In my previous blog post, I put up my translation of Arabic hidden word 45: “Awakened child, articulate your truth about me as you see it, satisfied with me and thankful for what I have done, that you may rely on me and rest easy in the retreats of greatness behind the canopy of might.” This resulted in a lot of discussion – one reason being that my clause “articulate your truth about me as you see it” is different to Shoghi Effendi’s translation “Seek a martyr’s death in My path”. Readers were understandably confused about how two translations could be so seemingly different.
Without getting too technical, let’s look at how Arabic creates meaning. It does this in a different way to English. With English, you have an enormous collection of words. People chose the words they want and then string them together to make a sentence. Arabic works differently. The language is not based on a collection of words, each with its own meaning; it is based on 3-consonant-letter groupings called ‘roots’, with each little grouping carrying a basic conceptual meaning. If you open an Arabic dictionary, you are not given a series of words in alphabetical order, you are given a series of roots in alphabetical order.
Here’s a typical entry for a root, taken from the modern Arabic Hans Wehr dictionary. The root is kh-l-f and the dictionary gives the following range of conceptual meaning for it: to be the successor, to succeed, to follow, to come after, to take the place of someone, to substitute for, to replace, to lag behind, to stay behind, to be detained, to be held back, to be kept away, to stay away. You can see from the list a line of conceptual thought running through the definitions given. That range of concept is the foundational meaning of the root.
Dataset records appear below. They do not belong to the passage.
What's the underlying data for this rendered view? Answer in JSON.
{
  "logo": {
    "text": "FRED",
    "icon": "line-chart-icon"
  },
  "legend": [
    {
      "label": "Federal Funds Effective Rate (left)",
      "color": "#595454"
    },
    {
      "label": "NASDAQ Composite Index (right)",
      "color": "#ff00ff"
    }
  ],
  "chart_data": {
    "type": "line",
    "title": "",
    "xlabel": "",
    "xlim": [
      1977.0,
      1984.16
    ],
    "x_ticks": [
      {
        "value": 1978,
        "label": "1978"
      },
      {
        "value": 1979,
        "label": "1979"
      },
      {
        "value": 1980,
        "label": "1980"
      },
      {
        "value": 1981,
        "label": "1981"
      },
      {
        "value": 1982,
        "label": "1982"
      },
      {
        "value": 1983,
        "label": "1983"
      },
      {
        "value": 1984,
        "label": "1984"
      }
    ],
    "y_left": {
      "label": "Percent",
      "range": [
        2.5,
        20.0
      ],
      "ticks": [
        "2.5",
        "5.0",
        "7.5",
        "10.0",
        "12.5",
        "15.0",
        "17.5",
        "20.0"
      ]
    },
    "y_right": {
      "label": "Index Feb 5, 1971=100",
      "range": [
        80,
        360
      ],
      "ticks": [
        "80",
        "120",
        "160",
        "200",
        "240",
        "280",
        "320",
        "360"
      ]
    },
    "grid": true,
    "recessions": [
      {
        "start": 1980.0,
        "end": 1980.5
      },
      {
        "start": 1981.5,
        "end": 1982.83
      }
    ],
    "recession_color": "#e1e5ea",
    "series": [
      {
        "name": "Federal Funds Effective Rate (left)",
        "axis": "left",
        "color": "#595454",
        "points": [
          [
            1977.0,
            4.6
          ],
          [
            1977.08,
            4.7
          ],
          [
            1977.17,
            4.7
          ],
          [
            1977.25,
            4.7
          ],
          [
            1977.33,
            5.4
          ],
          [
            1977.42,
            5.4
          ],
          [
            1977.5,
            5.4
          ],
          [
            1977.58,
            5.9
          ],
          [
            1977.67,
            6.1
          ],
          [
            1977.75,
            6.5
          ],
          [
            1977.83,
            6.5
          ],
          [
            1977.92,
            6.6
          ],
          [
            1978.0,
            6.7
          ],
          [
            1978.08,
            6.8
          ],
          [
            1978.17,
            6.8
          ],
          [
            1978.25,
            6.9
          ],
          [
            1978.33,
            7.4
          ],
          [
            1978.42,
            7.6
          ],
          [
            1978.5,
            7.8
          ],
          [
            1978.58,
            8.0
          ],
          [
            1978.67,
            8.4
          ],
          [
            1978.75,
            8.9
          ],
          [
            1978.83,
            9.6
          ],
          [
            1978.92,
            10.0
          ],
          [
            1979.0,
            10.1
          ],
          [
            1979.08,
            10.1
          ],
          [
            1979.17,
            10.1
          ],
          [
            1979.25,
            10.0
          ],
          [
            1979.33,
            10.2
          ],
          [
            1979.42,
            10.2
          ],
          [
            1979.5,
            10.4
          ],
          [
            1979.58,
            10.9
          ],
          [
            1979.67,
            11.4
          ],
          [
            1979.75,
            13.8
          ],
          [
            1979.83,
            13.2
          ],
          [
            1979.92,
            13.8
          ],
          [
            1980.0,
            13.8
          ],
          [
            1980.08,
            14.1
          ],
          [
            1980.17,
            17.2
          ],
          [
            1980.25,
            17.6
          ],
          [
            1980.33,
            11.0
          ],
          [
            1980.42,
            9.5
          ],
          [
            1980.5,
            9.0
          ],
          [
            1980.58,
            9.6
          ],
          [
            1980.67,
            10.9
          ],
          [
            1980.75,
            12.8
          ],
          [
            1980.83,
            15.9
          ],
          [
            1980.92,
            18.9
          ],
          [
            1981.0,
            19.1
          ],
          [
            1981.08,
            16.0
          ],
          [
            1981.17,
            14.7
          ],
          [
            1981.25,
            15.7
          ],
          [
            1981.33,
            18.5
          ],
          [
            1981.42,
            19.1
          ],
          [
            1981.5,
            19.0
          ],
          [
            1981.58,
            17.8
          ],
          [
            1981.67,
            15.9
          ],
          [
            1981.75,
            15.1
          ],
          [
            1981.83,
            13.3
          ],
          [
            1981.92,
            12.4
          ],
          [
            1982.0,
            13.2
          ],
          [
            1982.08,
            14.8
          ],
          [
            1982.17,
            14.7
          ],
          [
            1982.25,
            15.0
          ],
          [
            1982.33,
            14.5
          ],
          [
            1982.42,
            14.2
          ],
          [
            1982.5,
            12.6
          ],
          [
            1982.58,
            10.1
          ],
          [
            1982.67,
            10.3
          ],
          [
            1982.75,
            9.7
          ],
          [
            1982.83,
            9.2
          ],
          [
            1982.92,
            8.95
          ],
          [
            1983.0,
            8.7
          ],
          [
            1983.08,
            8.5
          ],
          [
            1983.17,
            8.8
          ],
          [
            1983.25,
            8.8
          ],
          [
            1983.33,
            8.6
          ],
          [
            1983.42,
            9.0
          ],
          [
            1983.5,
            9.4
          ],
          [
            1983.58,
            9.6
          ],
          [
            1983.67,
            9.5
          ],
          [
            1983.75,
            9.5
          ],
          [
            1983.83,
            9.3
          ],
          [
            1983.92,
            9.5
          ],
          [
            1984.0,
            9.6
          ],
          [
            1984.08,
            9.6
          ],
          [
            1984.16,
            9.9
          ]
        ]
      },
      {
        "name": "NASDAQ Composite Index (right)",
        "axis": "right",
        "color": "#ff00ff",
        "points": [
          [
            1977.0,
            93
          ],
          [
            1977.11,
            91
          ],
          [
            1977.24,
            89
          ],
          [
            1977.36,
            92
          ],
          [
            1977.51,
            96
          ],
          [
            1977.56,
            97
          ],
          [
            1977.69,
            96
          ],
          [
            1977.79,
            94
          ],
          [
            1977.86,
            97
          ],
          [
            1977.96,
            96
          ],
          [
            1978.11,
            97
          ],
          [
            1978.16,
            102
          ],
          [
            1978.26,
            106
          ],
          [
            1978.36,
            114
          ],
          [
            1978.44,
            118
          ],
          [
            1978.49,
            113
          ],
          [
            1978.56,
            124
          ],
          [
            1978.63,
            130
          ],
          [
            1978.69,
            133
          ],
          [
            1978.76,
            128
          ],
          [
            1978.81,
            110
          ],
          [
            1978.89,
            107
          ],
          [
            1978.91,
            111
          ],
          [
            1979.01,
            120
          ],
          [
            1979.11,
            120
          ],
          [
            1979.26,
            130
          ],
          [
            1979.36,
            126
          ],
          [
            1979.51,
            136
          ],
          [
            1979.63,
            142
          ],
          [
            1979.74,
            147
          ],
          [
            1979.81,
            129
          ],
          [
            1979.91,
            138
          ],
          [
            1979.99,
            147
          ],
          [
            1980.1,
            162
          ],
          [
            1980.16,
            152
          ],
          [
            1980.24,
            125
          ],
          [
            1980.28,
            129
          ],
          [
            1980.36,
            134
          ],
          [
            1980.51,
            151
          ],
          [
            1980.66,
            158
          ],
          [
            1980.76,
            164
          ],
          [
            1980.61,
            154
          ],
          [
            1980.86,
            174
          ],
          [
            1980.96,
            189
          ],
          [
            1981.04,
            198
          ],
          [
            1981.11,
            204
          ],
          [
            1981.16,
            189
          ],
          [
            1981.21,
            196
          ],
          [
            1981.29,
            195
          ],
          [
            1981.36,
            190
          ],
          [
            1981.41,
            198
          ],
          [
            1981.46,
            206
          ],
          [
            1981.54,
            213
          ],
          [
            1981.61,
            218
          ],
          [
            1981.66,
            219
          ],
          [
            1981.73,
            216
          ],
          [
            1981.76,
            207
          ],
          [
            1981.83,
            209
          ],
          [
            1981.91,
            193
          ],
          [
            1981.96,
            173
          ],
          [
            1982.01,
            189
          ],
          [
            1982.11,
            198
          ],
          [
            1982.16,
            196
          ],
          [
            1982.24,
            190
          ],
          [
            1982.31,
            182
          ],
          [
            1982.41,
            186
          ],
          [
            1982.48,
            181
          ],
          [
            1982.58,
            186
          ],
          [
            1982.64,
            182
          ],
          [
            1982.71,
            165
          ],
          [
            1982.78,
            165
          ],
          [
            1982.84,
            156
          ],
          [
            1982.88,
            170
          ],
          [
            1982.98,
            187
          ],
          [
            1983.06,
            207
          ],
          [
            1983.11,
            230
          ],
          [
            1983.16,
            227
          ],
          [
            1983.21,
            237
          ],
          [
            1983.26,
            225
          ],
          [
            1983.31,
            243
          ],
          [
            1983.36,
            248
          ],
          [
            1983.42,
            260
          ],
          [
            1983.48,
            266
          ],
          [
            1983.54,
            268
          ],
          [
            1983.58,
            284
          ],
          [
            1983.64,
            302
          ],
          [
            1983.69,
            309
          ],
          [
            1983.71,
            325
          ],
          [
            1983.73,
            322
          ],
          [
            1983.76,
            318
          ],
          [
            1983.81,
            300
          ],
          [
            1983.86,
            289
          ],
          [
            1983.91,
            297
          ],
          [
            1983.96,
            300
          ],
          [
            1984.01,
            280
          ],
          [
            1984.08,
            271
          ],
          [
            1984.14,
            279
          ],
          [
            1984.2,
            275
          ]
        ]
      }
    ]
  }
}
From there, particular words appropriate to particular situations are created. For example, is it a man or a woman doing the succeeding? Are they doing it now or did they do it in the past? Are they doing it with someone else or on their own? Are they making someone else to do it? Is someone else doing it to them? Are they asking someone else to do it? All of these possibilities are represented in the Arabic using vowelling and by adding prefixes and suffixes to the root. In other words, the root consonants are filled in with vowels, so that the root becomes a word you can say; for example, khalafa, which means “he succeeded”, “he followed” etc.
Consequently, creating meaning in Arabic is very different to English. An Arabic word is based on a root with a foundational conceptual meaning, which is then particularised using different forms of the root created using vowelling and add-ons. With respect to verbs, there are 10 common forms, each indicating a particular way that the action is being done; for example, form I is the foundational concept; form IV signifies someone causing the action to happen; and form X can signify that a person is causing the action to be done through themselves, or that they seek to do the action.
The word in question from the hidden word is the verb is “istashhid”. It is the 10th form of the root sh-h-d, which has the foundational meaning “He told, or gave information of, what he had witnessed, or seen or beheld with his eye:” (Lanes Lexicon p1609) Applying form X meanings to the basic concept, you could have something like: to cause a testimony to happen within oneself. In addition, if you consult the dictionaries for the definitions for form X, they’ll tell you that in the passive, the word means to die as a martyr. From that, you can get the definition ‘to seek to be a martyr’. One argument against that translation is that the word Baha’u’llah uses is not in the passive; it is in the imperative – meaning that it is an instruction to do something, so there is no passive form.
This overview gives an idea of what it means to extract meaning from an Arabic word. You have a foundational concept, whose meaning is then massaged according to the form the word has been given, which then leaves a range of possibilities that might be appropriate, given context and so on. Multiple translations of Baha’u’llah’s writings show English readers the range of meaning contained in the original Arabic words. Feedback on my translation of the hidden word showed that readers were delighted that Baha’u’llah was not necessarily asking them to die. In the West, where believers have freedom of religion, the idea of being killed for one’s faith is not much of an issue. Therefore, drawing on other possible meanings for the verb is a way to make it relevant to a modern English-speaking audience.
Baha’u’llah’s writings do contain various understandings of how a person can die; for example, there is the fundamental concept of dying to self and living in God. When a person courageously comes out and speaks their truth about Baha’u’llah, despite the consequences to their reputation, that is an act of dying to self. It is a spiritual martyrdom that Westerners can seek to make as their own testimony. Another fundamental concept in the writings is that Baha’u’llah’s revelation is spread by the pen and not the sword. The sword has been replaced by the pen as the means for promoting and protecting the Faith. Therefore, the hidden word is asking us to participate in this process, by testifying to the truth of the revelation that we see within ourselves.